What’s more, Copilot can turn Word documents into PowerPoint presentations. And PowerPoint presentations into Word documents. We do not yet have a release date for Copilot in PowerPoint.
Microsoft Teams has been a huge hit for the company in the past two years, squeezing out Zoom and similar rivals that made such an impression during the early days of the pandemic.
Microsoft has already introduced AI-enhanced recap in Microsoft Teams Premium, a $7-per-month extra subscription service. Even today, it provides intelligent summaries and action items of meetings.
Copilot for Teams already goes further. Using its greater understanding, it will create insights when you ask for them, tailored to your prompts. And where Teams Premium suggests action items, Copilot can actually execute them.
If you arrive late, you can ask Copilot to summarise what’s happened so far. Or, if you never make it at all, you can drill Copilot for details afterwards. That doesn’t merely mean a handy summary; you can ask Copilot questions to delve further into the background as if it was a junior employee attending on your behalf.
Copilot in Teams is already released.
Beyond the core apps
The good news is that the world of Copilot doesn’t stop at the core applications. It’s being built into Copilot on the whiteboard, where users can brainstorm their creative ideas and then use Copilot to organise them into themes. Or it can create designs that bring the concepts to life, or even summarise the whiteboard content.
Copilot for Microsoft Loop will help us stay coordinated by quickly summarising the content on a Loop page, assisting users to get up to speed.

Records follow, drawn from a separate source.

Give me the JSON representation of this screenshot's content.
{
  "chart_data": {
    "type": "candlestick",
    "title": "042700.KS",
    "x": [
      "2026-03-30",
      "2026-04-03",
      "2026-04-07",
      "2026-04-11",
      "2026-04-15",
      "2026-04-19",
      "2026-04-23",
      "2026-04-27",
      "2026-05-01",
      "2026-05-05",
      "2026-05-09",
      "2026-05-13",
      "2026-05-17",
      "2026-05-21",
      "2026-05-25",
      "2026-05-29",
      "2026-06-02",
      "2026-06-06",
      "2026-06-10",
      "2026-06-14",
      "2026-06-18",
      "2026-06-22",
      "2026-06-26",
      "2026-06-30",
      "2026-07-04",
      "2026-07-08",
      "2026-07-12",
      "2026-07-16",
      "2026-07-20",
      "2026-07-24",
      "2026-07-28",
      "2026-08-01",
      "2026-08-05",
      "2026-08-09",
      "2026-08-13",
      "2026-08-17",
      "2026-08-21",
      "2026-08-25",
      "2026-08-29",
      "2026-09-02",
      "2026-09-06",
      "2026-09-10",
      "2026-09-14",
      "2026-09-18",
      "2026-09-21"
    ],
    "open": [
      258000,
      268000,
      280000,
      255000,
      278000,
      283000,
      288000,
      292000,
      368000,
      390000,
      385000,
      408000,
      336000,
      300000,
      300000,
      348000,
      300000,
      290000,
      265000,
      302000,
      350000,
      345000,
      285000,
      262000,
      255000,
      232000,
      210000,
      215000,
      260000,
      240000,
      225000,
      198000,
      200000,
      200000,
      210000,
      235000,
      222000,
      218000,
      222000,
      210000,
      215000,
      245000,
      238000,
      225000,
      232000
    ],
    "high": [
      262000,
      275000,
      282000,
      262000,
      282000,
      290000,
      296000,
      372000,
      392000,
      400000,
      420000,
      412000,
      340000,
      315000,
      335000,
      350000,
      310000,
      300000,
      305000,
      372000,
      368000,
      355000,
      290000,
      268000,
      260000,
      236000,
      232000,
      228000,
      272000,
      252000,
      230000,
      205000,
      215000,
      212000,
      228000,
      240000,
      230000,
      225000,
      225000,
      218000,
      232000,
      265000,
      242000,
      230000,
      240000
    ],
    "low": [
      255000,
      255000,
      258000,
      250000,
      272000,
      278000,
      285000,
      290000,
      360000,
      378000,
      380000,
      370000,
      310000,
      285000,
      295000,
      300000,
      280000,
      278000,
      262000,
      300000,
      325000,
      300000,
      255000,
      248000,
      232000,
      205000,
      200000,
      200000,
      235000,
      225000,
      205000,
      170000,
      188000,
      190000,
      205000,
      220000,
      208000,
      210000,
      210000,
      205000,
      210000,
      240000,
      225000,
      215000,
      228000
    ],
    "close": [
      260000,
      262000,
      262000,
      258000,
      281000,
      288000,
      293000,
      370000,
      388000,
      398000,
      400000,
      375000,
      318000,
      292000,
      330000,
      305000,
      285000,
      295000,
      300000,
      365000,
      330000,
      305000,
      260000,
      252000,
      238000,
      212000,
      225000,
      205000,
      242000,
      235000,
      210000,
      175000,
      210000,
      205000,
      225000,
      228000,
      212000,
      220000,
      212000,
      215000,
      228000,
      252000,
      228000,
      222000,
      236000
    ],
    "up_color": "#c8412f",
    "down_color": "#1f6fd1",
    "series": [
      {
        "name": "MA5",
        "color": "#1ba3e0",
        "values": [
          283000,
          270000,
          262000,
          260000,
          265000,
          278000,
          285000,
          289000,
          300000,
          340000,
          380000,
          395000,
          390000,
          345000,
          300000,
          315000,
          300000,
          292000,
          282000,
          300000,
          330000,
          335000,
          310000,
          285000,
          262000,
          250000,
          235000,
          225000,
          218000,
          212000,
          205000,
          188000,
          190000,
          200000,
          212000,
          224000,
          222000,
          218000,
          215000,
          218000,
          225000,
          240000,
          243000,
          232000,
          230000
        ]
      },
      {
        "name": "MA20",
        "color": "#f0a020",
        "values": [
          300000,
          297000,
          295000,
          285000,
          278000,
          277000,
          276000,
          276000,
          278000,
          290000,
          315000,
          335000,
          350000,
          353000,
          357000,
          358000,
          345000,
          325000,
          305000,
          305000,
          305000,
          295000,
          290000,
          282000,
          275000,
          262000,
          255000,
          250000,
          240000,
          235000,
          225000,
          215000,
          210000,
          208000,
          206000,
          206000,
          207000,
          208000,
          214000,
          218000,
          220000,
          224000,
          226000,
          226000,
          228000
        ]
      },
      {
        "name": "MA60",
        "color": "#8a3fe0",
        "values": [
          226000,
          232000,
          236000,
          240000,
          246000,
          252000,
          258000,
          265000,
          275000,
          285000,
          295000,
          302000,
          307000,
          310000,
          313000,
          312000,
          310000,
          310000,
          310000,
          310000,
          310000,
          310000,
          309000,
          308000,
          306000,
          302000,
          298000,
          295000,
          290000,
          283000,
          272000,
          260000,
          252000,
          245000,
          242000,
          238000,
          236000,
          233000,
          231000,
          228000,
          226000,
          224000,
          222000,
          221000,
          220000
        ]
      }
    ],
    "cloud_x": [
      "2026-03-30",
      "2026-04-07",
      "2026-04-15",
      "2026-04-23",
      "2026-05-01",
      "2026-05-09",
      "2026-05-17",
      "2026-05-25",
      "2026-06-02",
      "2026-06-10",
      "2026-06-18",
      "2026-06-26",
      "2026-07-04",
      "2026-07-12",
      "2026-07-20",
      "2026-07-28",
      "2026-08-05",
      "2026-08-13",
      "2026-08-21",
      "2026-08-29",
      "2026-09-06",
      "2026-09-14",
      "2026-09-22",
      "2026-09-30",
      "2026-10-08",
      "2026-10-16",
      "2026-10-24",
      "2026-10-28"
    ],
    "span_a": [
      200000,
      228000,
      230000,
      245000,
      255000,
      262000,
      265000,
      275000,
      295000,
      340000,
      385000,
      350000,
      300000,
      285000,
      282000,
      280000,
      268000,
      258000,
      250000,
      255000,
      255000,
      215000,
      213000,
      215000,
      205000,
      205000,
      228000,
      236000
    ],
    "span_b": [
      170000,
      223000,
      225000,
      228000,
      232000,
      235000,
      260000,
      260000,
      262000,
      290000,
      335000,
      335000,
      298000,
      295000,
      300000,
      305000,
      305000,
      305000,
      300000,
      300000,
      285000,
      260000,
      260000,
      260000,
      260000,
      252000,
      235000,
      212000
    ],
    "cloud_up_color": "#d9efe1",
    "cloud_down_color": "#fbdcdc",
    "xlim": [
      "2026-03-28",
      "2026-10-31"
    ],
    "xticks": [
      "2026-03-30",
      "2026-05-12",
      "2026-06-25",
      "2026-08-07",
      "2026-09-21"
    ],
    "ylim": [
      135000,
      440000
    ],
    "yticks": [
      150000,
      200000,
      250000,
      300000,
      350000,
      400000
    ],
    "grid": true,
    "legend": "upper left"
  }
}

Lastly, later in the year, we will see Copilot in Microsoft Viva Learning, where we can personalise the learning journey to include upskilling paths, relevant language courses, and scheduling the time for the training. We all might have used the excuses above, but the good news is that the future will help us be more efficient.
This article was updated on 25 November 2023 to reflect the ongoing rollout of Microsoft 365 and to add answers to more questions.